Resolution inference

In propositional logic, a resolution inference is an instance of the following rule^[1]:

${\displaystyle {\displaystyle {\frac {\Gamma _{1}\cup \left\{\ell \right\}\,\,\,\,\Gamma _{2}\cup \left\{{\overline {\ell }}\right\}}{\Gamma _{1}\cup \Gamma _{2}}}}|\ell |}$

We call:

• The clauses ${\displaystyle \Gamma _{1}\cup \left\{\ell \right\}}$ and ${\displaystyle \Gamma _{2}\cup \left\{{\overline {\ell }}\right\}}$ are the inference’s premises

• ${\displaystyle \Gamma _{1}\cup \Gamma _{2}}$ (the resolvent of the premises) is its conclusion.

• The literal ${\displaystyle \ell }$ is the left resolved literal,

• The literal ${\displaystyle {\overline {\ell }}}$ is the right resolved literal,

• ${\displaystyle |\ell |}$ is the resolved atom or pivot.

This rule can be generalized to first order logic to^[2]:

${\displaystyle {\displaystyle {\frac {\Gamma _{1}\cup \left\{L_{1}\right\}\,\,\,\,\Gamma _{2}\cup \left\{L_{2}\right\}}{(\Gamma _{1}\cup \Gamma _{2})\phi }}}\phi }$

where ${\displaystyle \phi }$ is a most general unifier of ${\displaystyle L_{1}}$ and ${\displaystyle L_{2}}$ and ${\displaystyle \Gamma _{1}}$ and ${\displaystyle \Gamma _{2}}$ share no common variables

Example The clauses ${\displaystyle P(x),Q(x)}$ and ${\displaystyle \neg P(B)}$ can apply this rule with ${\displaystyle [B/x]}$ as unifier.

Here x is a variable and B is a constant.

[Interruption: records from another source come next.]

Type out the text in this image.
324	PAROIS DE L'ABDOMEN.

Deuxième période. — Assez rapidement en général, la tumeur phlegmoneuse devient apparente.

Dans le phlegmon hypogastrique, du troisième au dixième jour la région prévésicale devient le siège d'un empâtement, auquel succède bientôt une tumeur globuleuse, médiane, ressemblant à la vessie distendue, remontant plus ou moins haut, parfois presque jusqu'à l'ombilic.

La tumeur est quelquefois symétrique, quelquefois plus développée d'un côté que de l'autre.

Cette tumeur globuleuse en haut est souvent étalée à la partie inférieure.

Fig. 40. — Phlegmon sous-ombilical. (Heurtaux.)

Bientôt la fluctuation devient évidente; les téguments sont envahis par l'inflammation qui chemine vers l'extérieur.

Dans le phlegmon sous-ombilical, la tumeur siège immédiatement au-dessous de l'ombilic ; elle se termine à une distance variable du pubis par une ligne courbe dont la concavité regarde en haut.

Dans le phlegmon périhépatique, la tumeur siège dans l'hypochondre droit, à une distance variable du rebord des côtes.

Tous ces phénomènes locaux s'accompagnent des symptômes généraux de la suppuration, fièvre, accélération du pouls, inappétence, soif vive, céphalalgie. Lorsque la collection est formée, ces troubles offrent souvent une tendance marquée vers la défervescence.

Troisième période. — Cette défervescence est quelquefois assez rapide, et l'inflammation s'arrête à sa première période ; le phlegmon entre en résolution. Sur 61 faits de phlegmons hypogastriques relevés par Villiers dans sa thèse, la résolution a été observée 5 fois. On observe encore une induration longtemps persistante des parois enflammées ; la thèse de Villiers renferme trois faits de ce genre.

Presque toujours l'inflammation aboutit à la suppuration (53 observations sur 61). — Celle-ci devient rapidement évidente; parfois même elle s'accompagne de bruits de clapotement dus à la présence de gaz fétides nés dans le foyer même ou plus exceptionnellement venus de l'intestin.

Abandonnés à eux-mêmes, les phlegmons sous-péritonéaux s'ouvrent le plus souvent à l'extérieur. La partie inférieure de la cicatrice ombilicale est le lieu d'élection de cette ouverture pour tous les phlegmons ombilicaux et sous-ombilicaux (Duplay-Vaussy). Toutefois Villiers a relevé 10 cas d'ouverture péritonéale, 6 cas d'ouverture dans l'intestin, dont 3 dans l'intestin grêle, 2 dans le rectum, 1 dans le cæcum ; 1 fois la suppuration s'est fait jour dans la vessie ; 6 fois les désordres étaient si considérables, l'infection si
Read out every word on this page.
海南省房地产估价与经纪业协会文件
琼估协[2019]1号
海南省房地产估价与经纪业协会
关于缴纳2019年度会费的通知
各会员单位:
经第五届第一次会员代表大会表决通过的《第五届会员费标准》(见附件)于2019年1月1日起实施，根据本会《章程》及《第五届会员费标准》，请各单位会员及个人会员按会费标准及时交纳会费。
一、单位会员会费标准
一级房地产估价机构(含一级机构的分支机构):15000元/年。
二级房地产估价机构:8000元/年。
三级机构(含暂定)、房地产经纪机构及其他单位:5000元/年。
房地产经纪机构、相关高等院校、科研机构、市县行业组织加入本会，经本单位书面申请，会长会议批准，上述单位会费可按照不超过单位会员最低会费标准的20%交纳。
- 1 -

${\displaystyle {\displaystyle {\frac {P(x),Q(x)\,\,\,\,\neg P(B)}{Q(B)}}}[B/x]}$

Here we see that

• The clauses ${\displaystyle {P(x),Q(x)}}$ and ${\displaystyle {\neg P(x)}}$ are the inference’s premises

• ${\displaystyle Q(B)}$ (the resolvent of the premises) is its conclusion.

• The literal ${\displaystyle P(x)}$ is the left resolved literal,

• The literal ${\displaystyle \neg P(B)}$ is the right resolved literal,

• ${\displaystyle P}$ is the resolved atom or pivot.

• ${\displaystyle [B/x]}$ is the most general unifier of the resolved literals.